Per the university’s description of Simio’s role, he was responsible for communicating with deans and student affairs professionals to help serve “the needs of Lincoln Center students as effectively as possible.” 

Simio has held a multitude of positions since initially arriving at Fordham in 2000. He was appointed to his current position in August 2018, following the retirement of former Vice President for Lincoln Center Brian Byrne. Prior to that, he served as the university’s vice president of finance for 14 years and has transitioned into different university roles since then, including interim senior vice president, chief financial officer and director of special projects in the Office of the President until 2018.

“I always tried to put students first, whether it was when allocating budgets or planning improvements to the Lincoln Center campus,” he said. 

Simio shared that he felt fortunate to be able to return to his alma mater.In 1983, he had graduated from Gabelli with a bachelor’s of science in public accounting before earning his certified public accountant (CPA) license later on. 

In a 2018 interview with The Observer, Simio spoke about the transition between working as the vice president for finance and serving as the vice president for Lincoln Center and what his responsibilities entailed. 

“If you gave me a small handful of words to describe the position, I think it would be, ‘Making sure the campus works for everybody on it,’” he said. “It would include managing meeting spaces, things like that. It’s helping deans maximize the use of their space and resources and, most importantly, it’s planning for the mid- to long-term future of the campus.”

“Frank has been an integral part of the Fordham community,” Tetlow said in the email announcing Simio’s retirement. “As a loyal alum, Fordham parent, and dedicated administrator, he has helped build the University as we know it (literally), with unwavering integrity and hard work.” 

During his time at Fordham, Simio helped develop financing plans for the construction of the Fordham Law School located underneath McKeon Hall as well as the construction of Campbell, Salice and Conley Halls at the Rose Hill campus. He also planned the university’s acquisition of the Lincoln Center campus’ Martino Hall. 

“On behalf of a grateful University, I thank Frank for everything he has done to make Fordham a better place, and wish him all the best (with a little jealousy) as he embarks on this new chapter in his life,” Tetlow said. 

Regarding Simio’s retirement, Valera shared that he wishes Simio “much joy” and noted that he has been a friend, colleague and mentor over the years.

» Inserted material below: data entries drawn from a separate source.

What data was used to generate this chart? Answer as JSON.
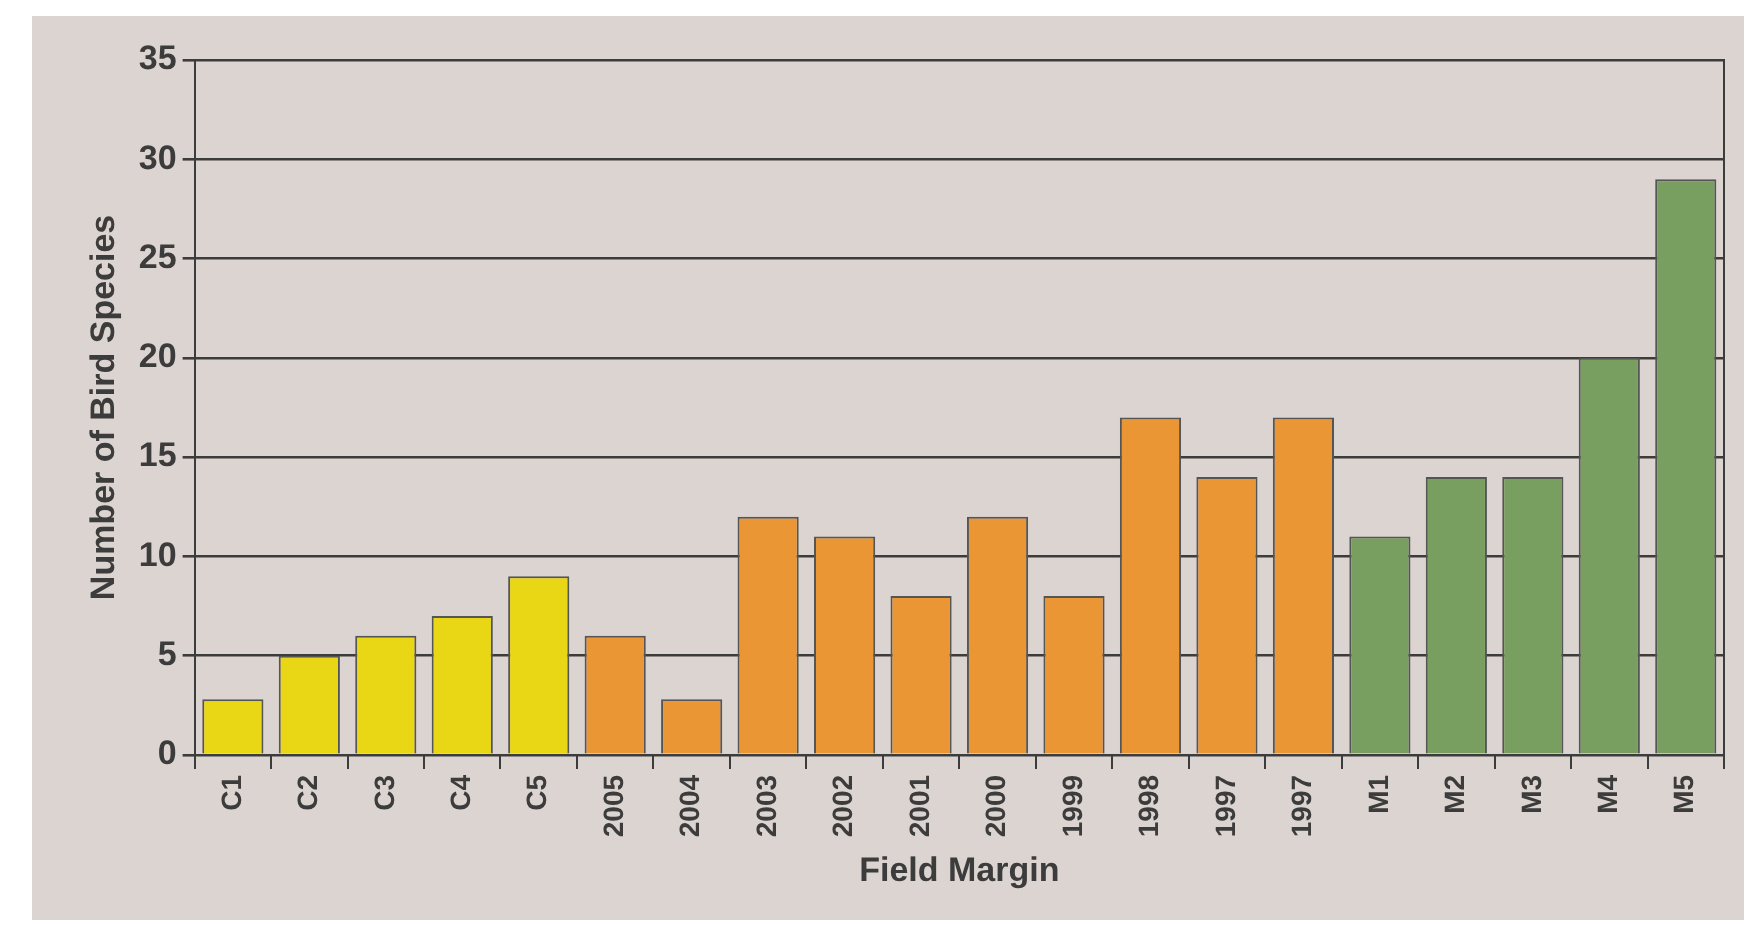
{
  "chart_data": {
    "type": "bar",
    "xlabel": "Field Margin",
    "ylabel": "Number of Bird Species",
    "categories": [
      "C1",
      "C2",
      "C3",
      "C4",
      "C5",
      "2005",
      "2004",
      "2003",
      "2002",
      "2001",
      "2000",
      "1999",
      "1998",
      "1997",
      "1997",
      "M1",
      "M2",
      "M3",
      "M4",
      "M5"
    ],
    "values": [
      2.8,
      5,
      6,
      7,
      9,
      6,
      2.8,
      12,
      11,
      8,
      12,
      8,
      17,
      14,
      17,
      11,
      14,
      14,
      20,
      29
    ],
    "colors": [
      "#e9d614",
      "#e9d614",
      "#e9d614",
      "#e9d614",
      "#e9d614",
      "#ea9634",
      "#ea9634",
      "#ea9634",
      "#ea9634",
      "#ea9634",
      "#ea9634",
      "#ea9634",
      "#ea9634",
      "#ea9634",
      "#ea9634",
      "#789f60",
      "#789f60",
      "#789f60",
      "#789f60",
      "#789f60"
    ],
    "ylim": [
      0,
      35
    ],
    "yticks": [
      0,
      5,
      10,
      15,
      20,
      25,
      30,
      35
    ],
    "grid": "y",
    "legend": false
  }
}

He added that he has worked closely with Simio and his team on several facilities initiatives and cited the renovation of the McMahon RamFit Center as their most recent joint project. 

Jenifer Campbell, dean of students at Lincoln Center, echoed this sentiment and described Simio as a “wonderful individual and colleague.”

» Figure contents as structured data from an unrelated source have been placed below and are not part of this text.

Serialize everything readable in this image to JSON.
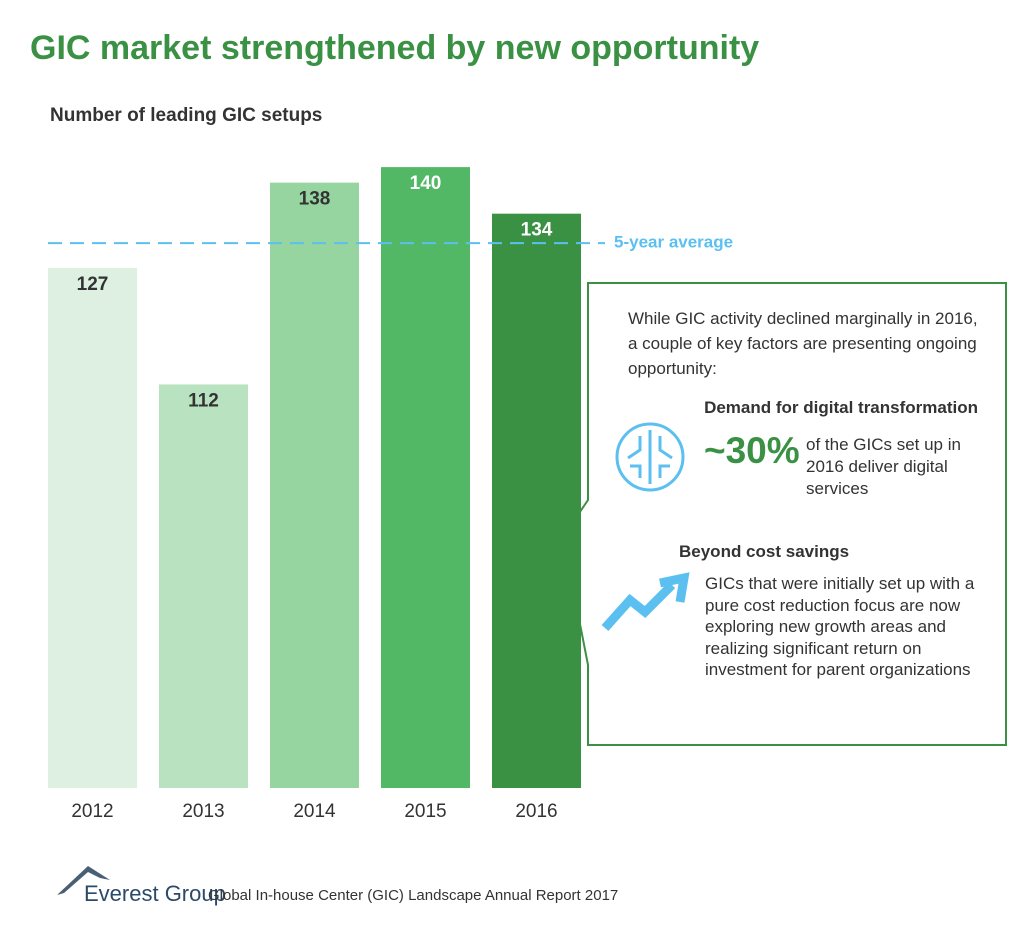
{
  "chart_data": {
    "type": "bar",
    "title": "GIC market strengthened by new opportunity",
    "subtitle": "Number of leading GIC setups",
    "categories": [
      "2012",
      "2013",
      "2014",
      "2015",
      "2016"
    ],
    "values": [
      127,
      112,
      138,
      140,
      134
    ],
    "colors": [
      "#ddf0e2",
      "#b9e3c0",
      "#96d5a0",
      "#52b866",
      "#3a9144"
    ],
    "value_label_colors": [
      "#333333",
      "#333333",
      "#333333",
      "#ffffff",
      "#ffffff"
    ],
    "ylim": [
      60,
      150
    ],
    "average": {
      "value": 130.2,
      "label": "5-year average",
      "color": "#5bc0f0"
    }
  },
  "callout": {
    "intro": "While GIC activity declined marginally in 2016, a couple of key factors are presenting ongoing opportunity:",
    "points": [
      {
        "heading": "Demand for digital transformation",
        "stat": "~30%",
        "text": "of the GICs set up in 2016 deliver digital services"
      },
      {
        "heading": "Beyond cost savings",
        "text": "GICs that were initially set up with a pure cost reduction focus are now exploring new growth areas and realizing significant return on investment for parent organizations"
      }
    ]
  },
  "footer": {
    "brand": "Everest Group",
    "source": "Global In-house Center (GIC) Landscape Annual Report 2017"
  }
}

“He has been a strong supporter of student initiatives and programs,” she said. “He will be sorely missed by colleagues at Fordham and within the Division of Student Affairs.”

Laura Auricchio, dean of Fordham College at Lincoln Center, shared that she feels “truly fortunate” to have had the honor of working with Simio and noted that he has been a supportive friend. 

He has been an unflagging advocate for the Lincoln Center campus and an invaluable source of wisdom and guidance about all things Fordham,” she said. 

Auricchio added that Simio had introduced her to an Italian restaurant on Ninth Avenue, Masseria dei Vini, and hopes that he will “still be willing to join me for lunch there every now and again!”

According to the email, Valera will divide his time between Fordham’s campuses once he assumes Simio’s duties as vice president for Lincoln Center. Valera shared that he is “humbled to be asked to take on the duties of the VP for Lincoln Center” and looks forward to working closely with the deans and departments at the university’s Lincoln Center campus. 

“Please join me in wishing a happy retirement to Frank. He is not a big fan of public praise, but there are moments when we need to celebrate the achievements of our people, so he will have to bear it,” Tetlow said.  

Simio shared that his plans for retirement are not yet finalized but that his future endeavors will likely include “a combination of volunteering, traveling and enjoying time with family and friends.”